What one might call high quality trust depends on proximity (we talk of trust in terms of distance: "wouldn't trust him an inch"). This means frequent interaction, the knowledge that you'll have to face the people you deal with again, the fear of a bad reputation among your peers etc. Of course such a degree of trust is not always available, particularly in a globalised market, so you (as a supplier) will seek to mitigate the risk that I (as a buyer) may fail to pay you by checking on my reputation. In the past, this meant relying on the opinion of others (whom you trust), who had experience of dealing with me. In the modern era, this essentially social process (which depended on formal and informal networks from the chamber of commerce to the golf club) became increasingly commoditised through the development of the credit rating industry.

The recent financial crisis has called into question the usefulness of credit ratings, notably in respect of CDOs and other derivatives, but the unreliability of such data goes all the way back to the industry's origins in the 19th century. Credit ratings have never been accurate predictors of future outcomes. How could they be? So why do we invest them with so much authority?
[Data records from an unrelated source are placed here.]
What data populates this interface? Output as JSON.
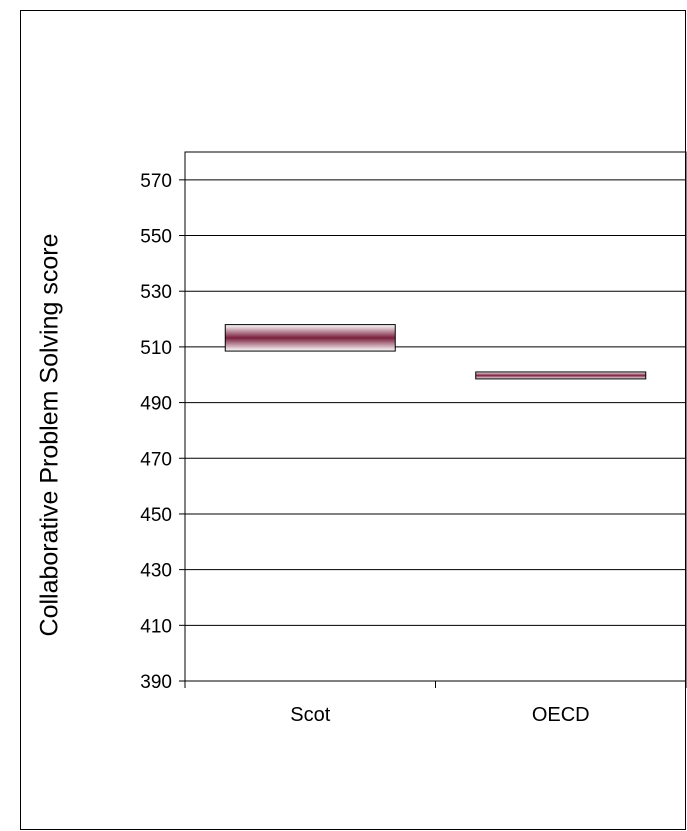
{
  "chart_data": {
    "type": "range-bar",
    "title": "",
    "xlabel": "",
    "ylabel": "Collaborative Problem Solving score",
    "ylim": [
      390,
      580
    ],
    "yticks": [
      390,
      410,
      430,
      450,
      470,
      490,
      510,
      530,
      550,
      570
    ],
    "grid": true,
    "categories": [
      "Scot",
      "OECD"
    ],
    "series": [
      {
        "low": [
          508.5,
          498.5
        ],
        "high": [
          518,
          501
        ],
        "mean": [
          513,
          500
        ]
      }
    ]
  },
  "colors": {
    "bar_center": "#7a1f3d",
    "bar_edge": "#ffffff",
    "grid": "#000000"
  }
}
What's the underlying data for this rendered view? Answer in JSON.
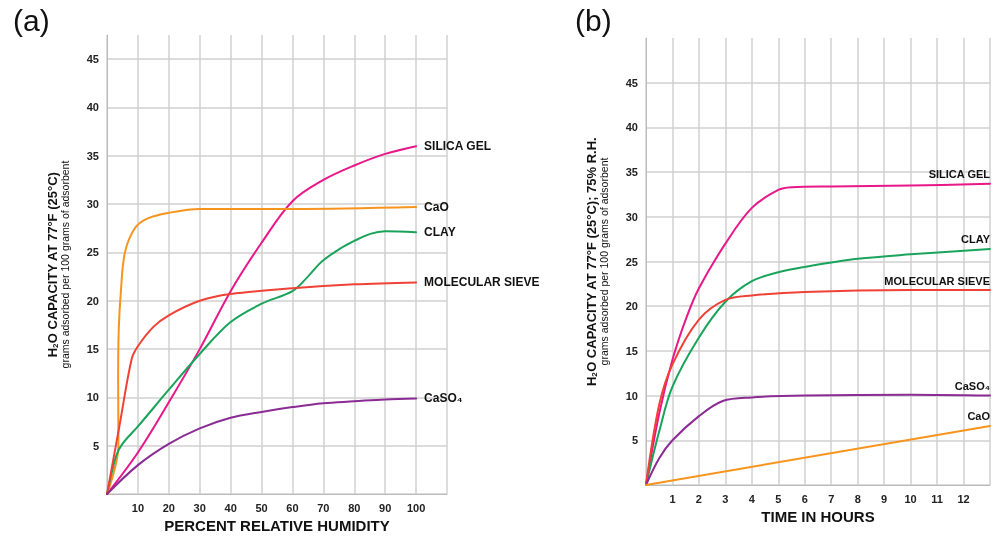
{
  "chart_data": [
    {
      "type": "line",
      "title": "(a)",
      "xlabel": "PERCENT RELATIVE HUMIDITY",
      "ylabel": "H$_{2}$O CAPACITY AT 77°F (25°C)\ngrams adsorbed per 100 grams of adsorbent",
      "xlim": [
        0,
        110
      ],
      "ylim": [
        0,
        47.5
      ],
      "xticks": [
        {
          "value": 0,
          "label": null
        },
        10,
        20,
        30,
        40,
        50,
        60,
        70,
        80,
        90,
        100,
        {
          "value": 110,
          "label": null
        }
      ],
      "yticks": [
        {
          "value": 0,
          "label": null
        },
        5,
        10,
        15,
        20,
        25,
        30,
        35,
        40,
        45
      ],
      "grid": true,
      "marker": "none",
      "series": [
        {
          "name": "SILICA GEL",
          "color": "#e8178a",
          "x": [
            0,
            10,
            20,
            30,
            40,
            50,
            60,
            70,
            80,
            90,
            100
          ],
          "values": [
            0,
            4.3,
            9.5,
            15,
            21,
            26,
            30.3,
            32.5,
            34,
            35.2,
            36
          ]
        },
        {
          "name": "CaO",
          "color": "#f7941d",
          "x": [
            0,
            3.7,
            3.6,
            3.8,
            4.5,
            5.8,
            9,
            13,
            20,
            30,
            60,
            100
          ],
          "values": [
            0,
            5,
            12,
            17,
            21,
            25,
            27.5,
            28.5,
            29.1,
            29.5,
            29.5,
            29.7
          ]
        },
        {
          "name": "CLAY",
          "color": "#1aa35a",
          "x": [
            0,
            3,
            5,
            10,
            20,
            30,
            40,
            50,
            60,
            65,
            70,
            80,
            90,
            100
          ],
          "values": [
            0,
            4,
            5.2,
            7,
            10.8,
            14.5,
            17.8,
            19.7,
            21,
            22.5,
            24.2,
            26.2,
            27.2,
            27.1
          ]
        },
        {
          "name": "MOLECULAR SIEVE",
          "color": "#ef4135",
          "x": [
            0,
            4,
            8,
            10,
            15,
            20,
            30,
            40,
            60,
            80,
            100
          ],
          "values": [
            0,
            7,
            14,
            15.3,
            17.3,
            18.5,
            20,
            20.7,
            21.3,
            21.7,
            21.9
          ]
        },
        {
          "name": "CaSO₄",
          "color": "#8b2b94",
          "x": [
            0,
            10,
            20,
            30,
            40,
            50,
            60,
            70,
            80,
            90,
            100
          ],
          "values": [
            0,
            3,
            5.2,
            6.8,
            7.9,
            8.5,
            9,
            9.4,
            9.6,
            9.8,
            9.9
          ]
        }
      ]
    },
    {
      "type": "line",
      "title": "(b)",
      "xlabel": "TIME IN HOURS",
      "ylabel": "H$_{2}$O CAPACITY AT 77°F (25°C); 75% R.H.\ngrams adsorbed per 100 grams of adsorbent",
      "xlim": [
        0,
        13
      ],
      "ylim": [
        0,
        50
      ],
      "xticks": [
        {
          "value": 0,
          "label": null
        },
        1,
        2,
        3,
        4,
        5,
        6,
        7,
        8,
        9,
        10,
        11,
        12,
        {
          "value": 13,
          "label": null
        }
      ],
      "yticks": [
        {
          "value": 0,
          "label": null
        },
        5,
        10,
        15,
        20,
        25,
        30,
        35,
        40,
        45
      ],
      "grid": true,
      "marker": "none",
      "series": [
        {
          "name": "SILICA GEL",
          "color": "#e8178a",
          "x": [
            0,
            0.5,
            1,
            1.5,
            2,
            3,
            4,
            5,
            5.5,
            7,
            10,
            13
          ],
          "values": [
            0,
            8,
            14,
            18.5,
            22,
            27,
            31,
            33,
            33.3,
            33.4,
            33.5,
            33.7
          ]
        },
        {
          "name": "CLAY",
          "color": "#1aa35a",
          "x": [
            0,
            0.5,
            1,
            2,
            3,
            4,
            5,
            6,
            8,
            10,
            13
          ],
          "values": [
            0,
            6,
            11,
            16.5,
            20.5,
            22.8,
            23.8,
            24.4,
            25.3,
            25.8,
            26.4
          ]
        },
        {
          "name": "MOLECULAR SIEVE",
          "color": "#ef4135",
          "x": [
            0,
            0.5,
            1,
            2,
            3,
            4,
            6,
            10,
            13
          ],
          "values": [
            0,
            9,
            13.5,
            18.5,
            20.7,
            21.2,
            21.6,
            21.8,
            21.8
          ]
        },
        {
          "name": "CaSO₄",
          "color": "#8b2b94",
          "x": [
            0,
            0.5,
            1,
            2,
            2.9,
            4,
            6,
            10,
            13
          ],
          "values": [
            0,
            3,
            5,
            7.7,
            9.4,
            9.8,
            10,
            10.1,
            10
          ]
        },
        {
          "name": "CaO",
          "color": "#f7941d",
          "x": [
            0,
            13
          ],
          "values": [
            0,
            6.6
          ]
        }
      ]
    }
  ]
}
The reliance on credit rating agencies went well beyond pragmatic use, i.e. acceptance that they were the least worst option available. Indeed, credit ratings were raised to the status of holy writ, not just in respect of financial securities but in respect of sovereign viability. We have today the bizarre spectacle of nation states responding to a rating agency downgrade like a teenager who has been dumped, and agency ratings being written into regulations despite the agencies own reluctance to bear such a burden of authority.

The growth of the credit rating industry over the last 50 years is seen as a symptom of generally benign commercial growth, and in particular the growth in credit, but perhaps we should see it more as a growth in the level of mistrust and the desperate search for authority, for faith, in an increasingly marketised society.
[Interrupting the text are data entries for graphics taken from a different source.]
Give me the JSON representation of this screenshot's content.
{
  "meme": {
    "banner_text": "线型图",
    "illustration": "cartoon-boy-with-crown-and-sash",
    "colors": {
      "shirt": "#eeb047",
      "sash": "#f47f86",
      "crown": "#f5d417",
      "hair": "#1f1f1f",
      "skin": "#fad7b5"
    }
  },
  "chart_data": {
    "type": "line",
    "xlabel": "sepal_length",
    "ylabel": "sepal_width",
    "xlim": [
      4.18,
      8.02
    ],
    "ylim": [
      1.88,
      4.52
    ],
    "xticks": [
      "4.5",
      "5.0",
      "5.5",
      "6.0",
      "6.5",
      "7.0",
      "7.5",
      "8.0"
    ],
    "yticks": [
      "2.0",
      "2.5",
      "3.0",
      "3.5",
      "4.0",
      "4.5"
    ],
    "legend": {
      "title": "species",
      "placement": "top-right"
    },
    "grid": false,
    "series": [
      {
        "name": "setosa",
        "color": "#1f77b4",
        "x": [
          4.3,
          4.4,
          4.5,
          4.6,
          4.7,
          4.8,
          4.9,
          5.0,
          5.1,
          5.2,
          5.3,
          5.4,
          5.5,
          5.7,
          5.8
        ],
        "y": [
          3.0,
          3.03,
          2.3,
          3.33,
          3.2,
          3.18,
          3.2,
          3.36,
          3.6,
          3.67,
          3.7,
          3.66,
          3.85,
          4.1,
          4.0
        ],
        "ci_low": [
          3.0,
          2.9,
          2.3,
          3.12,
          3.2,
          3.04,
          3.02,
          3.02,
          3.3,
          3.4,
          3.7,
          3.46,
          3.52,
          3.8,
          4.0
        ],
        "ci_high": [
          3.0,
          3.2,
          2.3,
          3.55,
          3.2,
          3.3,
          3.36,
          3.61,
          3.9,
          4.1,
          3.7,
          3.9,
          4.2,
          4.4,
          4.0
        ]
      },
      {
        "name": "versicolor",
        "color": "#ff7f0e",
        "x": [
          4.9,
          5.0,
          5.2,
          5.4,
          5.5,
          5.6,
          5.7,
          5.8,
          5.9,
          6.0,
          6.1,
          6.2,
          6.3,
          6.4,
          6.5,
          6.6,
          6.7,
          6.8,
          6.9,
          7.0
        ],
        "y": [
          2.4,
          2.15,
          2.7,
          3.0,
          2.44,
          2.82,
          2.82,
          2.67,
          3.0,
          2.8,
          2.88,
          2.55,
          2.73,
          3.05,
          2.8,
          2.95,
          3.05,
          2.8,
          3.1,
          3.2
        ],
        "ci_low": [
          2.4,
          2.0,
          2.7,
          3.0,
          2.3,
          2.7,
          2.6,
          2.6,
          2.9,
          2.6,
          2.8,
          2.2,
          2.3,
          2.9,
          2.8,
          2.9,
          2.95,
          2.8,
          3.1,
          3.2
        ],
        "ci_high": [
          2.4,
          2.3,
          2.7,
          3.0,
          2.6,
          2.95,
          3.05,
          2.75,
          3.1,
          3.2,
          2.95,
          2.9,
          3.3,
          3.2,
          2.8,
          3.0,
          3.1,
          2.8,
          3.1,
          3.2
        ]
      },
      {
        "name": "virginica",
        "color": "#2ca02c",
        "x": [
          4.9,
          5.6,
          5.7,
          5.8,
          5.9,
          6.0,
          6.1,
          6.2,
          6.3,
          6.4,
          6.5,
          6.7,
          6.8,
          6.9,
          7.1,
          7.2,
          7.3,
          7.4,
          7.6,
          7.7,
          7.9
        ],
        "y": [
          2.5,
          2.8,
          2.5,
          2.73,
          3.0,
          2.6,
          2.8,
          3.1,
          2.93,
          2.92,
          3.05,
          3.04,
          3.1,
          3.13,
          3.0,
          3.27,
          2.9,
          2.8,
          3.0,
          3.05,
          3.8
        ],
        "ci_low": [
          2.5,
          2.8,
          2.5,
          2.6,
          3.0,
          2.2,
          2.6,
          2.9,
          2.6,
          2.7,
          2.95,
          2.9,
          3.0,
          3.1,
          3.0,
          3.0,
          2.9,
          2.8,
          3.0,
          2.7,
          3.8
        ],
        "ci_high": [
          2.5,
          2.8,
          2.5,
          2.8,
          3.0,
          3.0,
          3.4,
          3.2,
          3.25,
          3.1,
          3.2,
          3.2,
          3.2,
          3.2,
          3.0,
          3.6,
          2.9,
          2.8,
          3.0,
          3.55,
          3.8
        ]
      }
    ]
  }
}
We, as individuals, never used to have a formal credit rating because we never had commercial debt, i.e. credit cards and mortgages (in most cases). Our reputation tended to be little more than the consensus view of the street we lived on. Now, we are encouraged to worry about and tend our public credit rating. It has become a mysterious object, an alienated commodity in its own right, that exists independently of us and seems at times both unrecognisable and uncontrollable, like Mister Hyde appeared to Doctor Jekyll. It seems we can't even trust ourselves.